Assim como a Lust, existem outras boas cervejas artesanais brasileiras que conquistaram prestígio internacional. A Colorado Indica, produzida no interior de São Paulo, por exemplo, recebeu em 2008 a medalha de ouro em sua categoria no European Beer Star, um dos mais famosos concursos da bebida no Velho Continente.

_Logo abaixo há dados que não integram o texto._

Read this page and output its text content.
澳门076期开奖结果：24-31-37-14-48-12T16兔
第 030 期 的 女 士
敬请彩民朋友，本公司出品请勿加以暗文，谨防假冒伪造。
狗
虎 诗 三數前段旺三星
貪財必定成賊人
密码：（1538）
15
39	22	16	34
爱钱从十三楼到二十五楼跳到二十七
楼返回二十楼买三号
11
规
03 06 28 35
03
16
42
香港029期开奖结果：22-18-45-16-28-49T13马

Em comum, as geladas campeãs do Brasil têm o fato de ser produzidas por microcervejarias, um negócio em expansão no país. No início da década de 90, existiam apenas seis empresas desse tipo. Hoje, há quase 2.000 microcervejarias. A exemplo do que ocorre na Europa e nos Estados Unidos, a fatia ocupada pelos rótulos especiais no mercado brasileiro ainda é pequena - 4%. No exterior, porém, o segmento cresce num ritmo maior que o das cervejas comuns. "O Brasil tem tudo para repetir o fenômeno", afirma Ênio Rodrigues, superintendente do Sindicato Nacional da Indústria da Cerveja.